Feminilidade – A Alma do Poético
Outro ponto de forte condensação poética trata-se das personagens femininas, e dos homens afeminados. É neste conjunto de pessoas que residem os grandes conflitos, os olhares mais densos, as aparições mais surpreendentes.
Ildebranda Cuffari, feita pela atriz Barbara Jefford, é uma vice-diva, que com a morte de Edmea Tertua, assumirá o posto de maior cantora viva. Esta mulher é um misto constante de tristeza e inveja. Ruína por dentro, pois se sabe eternamente menor do que Edmea. Mantém uma elegância sóbria a todo custo, dirigindo olhares condenatórios a muitas situações. É a mulher que mais sofre com as diferenças impostas, assusta-se com a casa de máquinas, com a gaivota, com o rinoceronte, com os sérvios. Em Ildebranda Cuffari reúne-se todos os preconceitos da elite cultural vigente.
A adolescente, que aparece como uma pontuação poética nas cenas, sempre de branco, contrasta com todo o cenário. Nela concentra-se a inocência, a vida ainda sem marcas externas. Nesta personagem, que tanto encanta o narrador Orlando, a beleza poética está na sua inadequação ao mundo que a rodeia. É por esta inocência que ela se apaixona por um sérvio e rompe definitivamente com o mundo, ao embarcar numa aventura romântica com seu amado. A princesa cega de grande visão coordena os homens da política, usa as armas de sedução e voz suave. Feita por Pina Baush, esta personagem, paradoxalmente, participa de cenas com grande poesia visual: andar pelos corredores batendo a bengala nas paredes, beijar de olhos abertos, pedir que se repita o cardápio anterior. Misto de artimanha e inocência a princesa cega compõe um mundo à parte nesta viagem. Devido a sua condição de realeza, não se mistura com os demais viajantes. Paira sobre o filme feito uma divindade. Representa muito bem alguns aspectos das artes: o simbolismo, o isolamento, a participação indireta na vida das pessoas, a superioridade de espírito dentro de um corpo frágil.
O universo masculino do filme não é tão expressivo a ponto de suscitar o poético. A exceção fica por conta de dois homens que estão afastados do universo masculino tradicional.
O Conde de Bassan, amigo de Edmea Tetua. O Conde anda pelo navio com seu jeito afetado, seu olhar entre a arrogância e a tristeza. Por duas vezes, Fellini usa este personagem para homenagear o cinema. O conde projeta imagens de Edmea na parede e chora.
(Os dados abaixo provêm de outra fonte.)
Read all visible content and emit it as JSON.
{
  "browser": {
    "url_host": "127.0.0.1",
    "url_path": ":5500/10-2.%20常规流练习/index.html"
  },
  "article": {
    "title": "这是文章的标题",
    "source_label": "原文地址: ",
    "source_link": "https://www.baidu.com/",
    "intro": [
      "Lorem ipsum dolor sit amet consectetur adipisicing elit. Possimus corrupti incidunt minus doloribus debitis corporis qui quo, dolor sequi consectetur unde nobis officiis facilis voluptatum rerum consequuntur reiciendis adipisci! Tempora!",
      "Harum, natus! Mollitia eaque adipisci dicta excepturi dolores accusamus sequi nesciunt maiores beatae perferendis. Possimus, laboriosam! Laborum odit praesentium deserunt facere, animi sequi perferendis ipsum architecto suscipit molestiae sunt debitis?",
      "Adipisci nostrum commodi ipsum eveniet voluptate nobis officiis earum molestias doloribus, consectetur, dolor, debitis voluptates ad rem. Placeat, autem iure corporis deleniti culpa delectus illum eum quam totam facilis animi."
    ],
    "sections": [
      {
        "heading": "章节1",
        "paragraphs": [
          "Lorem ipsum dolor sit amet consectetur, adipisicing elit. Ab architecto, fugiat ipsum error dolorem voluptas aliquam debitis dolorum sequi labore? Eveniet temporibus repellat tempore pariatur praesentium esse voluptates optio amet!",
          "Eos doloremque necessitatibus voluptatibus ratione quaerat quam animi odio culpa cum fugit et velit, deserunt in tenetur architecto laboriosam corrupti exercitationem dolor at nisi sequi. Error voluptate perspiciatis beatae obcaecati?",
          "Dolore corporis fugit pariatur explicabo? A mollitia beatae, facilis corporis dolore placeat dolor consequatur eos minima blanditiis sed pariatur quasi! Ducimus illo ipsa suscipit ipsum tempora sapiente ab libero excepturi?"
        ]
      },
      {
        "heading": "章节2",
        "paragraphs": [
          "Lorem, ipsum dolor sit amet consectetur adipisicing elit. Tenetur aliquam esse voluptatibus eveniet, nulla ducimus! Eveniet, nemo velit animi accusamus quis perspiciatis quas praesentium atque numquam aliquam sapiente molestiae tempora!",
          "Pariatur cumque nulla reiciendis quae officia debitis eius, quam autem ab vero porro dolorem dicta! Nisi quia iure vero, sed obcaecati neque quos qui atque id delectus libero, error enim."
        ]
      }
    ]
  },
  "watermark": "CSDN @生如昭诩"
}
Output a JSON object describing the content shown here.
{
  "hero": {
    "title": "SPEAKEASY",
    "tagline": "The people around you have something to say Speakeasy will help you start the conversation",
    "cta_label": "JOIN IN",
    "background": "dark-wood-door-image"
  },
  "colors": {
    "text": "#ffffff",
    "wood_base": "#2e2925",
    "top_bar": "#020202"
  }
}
São comoventes suas tentativas de manter a cantora viva, seja numa farsa espiritual, seja naufragando com a sua imagem. O Conde é uma espécie de espelho da Princesa Cega, pouco se imiscui com os demais no navio, mantém-se preso à sua perda. Suas cenas são esparsas, mas sempre rompedoras da normalidade. Característica inerente ao poético.
O mímico homossexual. Um personagem que não cresceu, que parece o tempo todo fixo na infância, mas que é atravessado de desejo pelos marinheiros. Apesar da pouca participação no filme, este personagem é o mais complexo dos homens. Metade criança, metade desejo sexual reprimido. Um homem montado sobre estas bases tende ao sofrimento contínuo. Sua ambigüidade é densa poesia.
“E La Nave Vá” é um filme para ser revisto pelos detalhes, pela independência das cenas e sobretudo pelos seus tipos humanos. Mesmo caricatos em determinados momentos, exagerados, exacerbados, conseguem carregar sobre si muitas das facetas típicas dos fragilizados.
O Poético, neste filme, ganha contornos inesperados. Resultado do talento inigualável de Federico Fellini, homem que soube corporificar em cinema a grande abstração chamada Poesia.